Earlier restraining order followed fights, death threats
The restraining order obtained by Croley against Fletcher was issued by Gadsden County in July after a series of brawls and death threats.
Croley declined to comment. But according to his petition for protection against repeat violence, he said on April 12, he and Fletcher both attended a funeral for a Quincy dentist at First Baptist Church.
Croley said he noticed Fletcher giving him threatening looks during the service. Fletcher was upset over a workplace dispute between one of his relatives and Croley. When Croley made his way down the church aisle to speak with the dentist’s family, Fletcher “aggressively” got in his face and pushed him.
“This is going to cost you in blood or money,” Croley said Fletcher told him, followed by a string of expletives. “I told him that was terrible language for him to use in a church and that it certainly was neitherthe time nor the place to discuss the matter.”
Quincy City Commissioner Daniel McMillian broke up the altercation.
‘Started cursing at me and stated he wanted to kill me’
Croley said he didn’t see Fletcher again until July, three months later, when he and his wife ran into him at Centenary United Methodist Church.

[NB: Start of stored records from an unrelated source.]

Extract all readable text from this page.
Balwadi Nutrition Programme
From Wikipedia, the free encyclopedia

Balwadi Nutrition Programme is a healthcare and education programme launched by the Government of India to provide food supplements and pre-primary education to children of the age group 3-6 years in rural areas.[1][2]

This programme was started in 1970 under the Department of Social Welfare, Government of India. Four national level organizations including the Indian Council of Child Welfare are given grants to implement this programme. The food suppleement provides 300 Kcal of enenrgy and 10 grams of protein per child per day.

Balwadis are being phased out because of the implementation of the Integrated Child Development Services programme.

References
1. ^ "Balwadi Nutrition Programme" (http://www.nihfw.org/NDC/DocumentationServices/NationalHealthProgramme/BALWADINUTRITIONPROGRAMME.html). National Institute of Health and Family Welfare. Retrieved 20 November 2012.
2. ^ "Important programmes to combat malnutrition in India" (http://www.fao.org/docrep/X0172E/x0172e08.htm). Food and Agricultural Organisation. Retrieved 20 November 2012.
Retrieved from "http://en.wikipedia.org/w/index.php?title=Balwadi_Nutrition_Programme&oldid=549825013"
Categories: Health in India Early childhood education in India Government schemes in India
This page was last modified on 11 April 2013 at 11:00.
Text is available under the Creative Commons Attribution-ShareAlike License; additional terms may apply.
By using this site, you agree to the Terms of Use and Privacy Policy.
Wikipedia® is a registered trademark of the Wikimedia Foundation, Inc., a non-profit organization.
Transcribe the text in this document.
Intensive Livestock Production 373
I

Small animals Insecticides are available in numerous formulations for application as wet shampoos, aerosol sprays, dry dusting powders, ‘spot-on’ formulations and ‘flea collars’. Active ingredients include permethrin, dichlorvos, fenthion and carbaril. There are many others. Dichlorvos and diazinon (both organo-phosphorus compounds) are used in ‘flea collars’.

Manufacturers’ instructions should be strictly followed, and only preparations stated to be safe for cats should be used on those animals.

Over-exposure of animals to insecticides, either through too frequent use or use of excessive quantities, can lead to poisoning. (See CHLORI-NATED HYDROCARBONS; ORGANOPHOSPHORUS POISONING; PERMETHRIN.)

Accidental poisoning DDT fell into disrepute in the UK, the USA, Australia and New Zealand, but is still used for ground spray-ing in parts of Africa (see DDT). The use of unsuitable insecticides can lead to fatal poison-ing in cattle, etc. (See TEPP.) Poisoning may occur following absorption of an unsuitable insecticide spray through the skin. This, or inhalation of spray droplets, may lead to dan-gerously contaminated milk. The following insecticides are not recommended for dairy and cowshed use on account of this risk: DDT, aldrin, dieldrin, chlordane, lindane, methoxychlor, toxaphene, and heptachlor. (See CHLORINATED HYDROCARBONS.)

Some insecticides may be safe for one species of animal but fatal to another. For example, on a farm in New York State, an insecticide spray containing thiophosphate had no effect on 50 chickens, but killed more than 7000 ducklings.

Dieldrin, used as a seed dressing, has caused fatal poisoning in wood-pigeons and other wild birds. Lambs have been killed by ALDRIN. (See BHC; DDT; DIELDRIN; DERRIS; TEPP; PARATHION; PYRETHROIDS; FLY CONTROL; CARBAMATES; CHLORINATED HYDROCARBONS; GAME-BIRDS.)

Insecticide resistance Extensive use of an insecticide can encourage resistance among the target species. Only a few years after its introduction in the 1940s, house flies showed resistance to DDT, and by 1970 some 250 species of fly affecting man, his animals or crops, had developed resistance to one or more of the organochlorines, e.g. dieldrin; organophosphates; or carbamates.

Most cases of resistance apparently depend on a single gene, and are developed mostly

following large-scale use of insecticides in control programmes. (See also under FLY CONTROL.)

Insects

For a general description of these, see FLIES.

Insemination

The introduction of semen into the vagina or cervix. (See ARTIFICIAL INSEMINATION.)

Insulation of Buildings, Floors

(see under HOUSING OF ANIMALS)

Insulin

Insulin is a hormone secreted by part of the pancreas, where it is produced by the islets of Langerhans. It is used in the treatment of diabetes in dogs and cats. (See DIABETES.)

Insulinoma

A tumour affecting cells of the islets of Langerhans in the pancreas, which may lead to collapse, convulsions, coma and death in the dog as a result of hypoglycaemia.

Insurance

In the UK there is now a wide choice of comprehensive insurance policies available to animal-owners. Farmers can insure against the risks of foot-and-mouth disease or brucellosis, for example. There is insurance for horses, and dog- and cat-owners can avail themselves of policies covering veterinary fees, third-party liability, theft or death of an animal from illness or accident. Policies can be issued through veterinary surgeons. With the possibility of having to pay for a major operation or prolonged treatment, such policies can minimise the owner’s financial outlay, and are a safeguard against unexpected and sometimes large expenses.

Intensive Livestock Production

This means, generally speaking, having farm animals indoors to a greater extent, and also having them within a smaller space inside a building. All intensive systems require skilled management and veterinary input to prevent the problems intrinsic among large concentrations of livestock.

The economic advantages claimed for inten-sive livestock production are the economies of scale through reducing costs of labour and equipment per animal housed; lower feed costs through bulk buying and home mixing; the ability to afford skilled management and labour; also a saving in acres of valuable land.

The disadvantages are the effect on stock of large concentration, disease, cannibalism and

Croley was talking with a congregation member in the aisle when Fletcher walked by and elbowed him in the side from behind.
Fletcher left the church. When Croley and his wife went outside to leave, he confronted Fletcher about the jab.
“Mr. Fletcher then aggressively came in front of my face and pressed his body against me,” Croley wrote in a sworn affidavit. “He then started cursing at me and stated he wanted to kill me.”
Croley said Fletcher charged him, scratching and throwing punches. Croley said he tried to back away from him, tripped over a concrete drain, fell, and Fletcher tried to choke him.
He tried to calm Fletcher and told him he could have him arrested to which Fletcher replied, “Do it.” Croley said Fletcher, who was still angry about the workplace dispute, said to him “there were three people he wanted to kill and I was one of them.”
The church’s pastor attempted to mediate a conversation between the two men, but Fletcher remained aggressive, according to court records.
After the death threats, Croley decided he needed to notify law enforcement about Fletcher’s “irrational” behavior. Later that day, Gadsden County Sheriff Morris Young met with Croley and his wife at their house, and he urged them to file for the restraining order. It was dismissed in August voluntarily by Croley.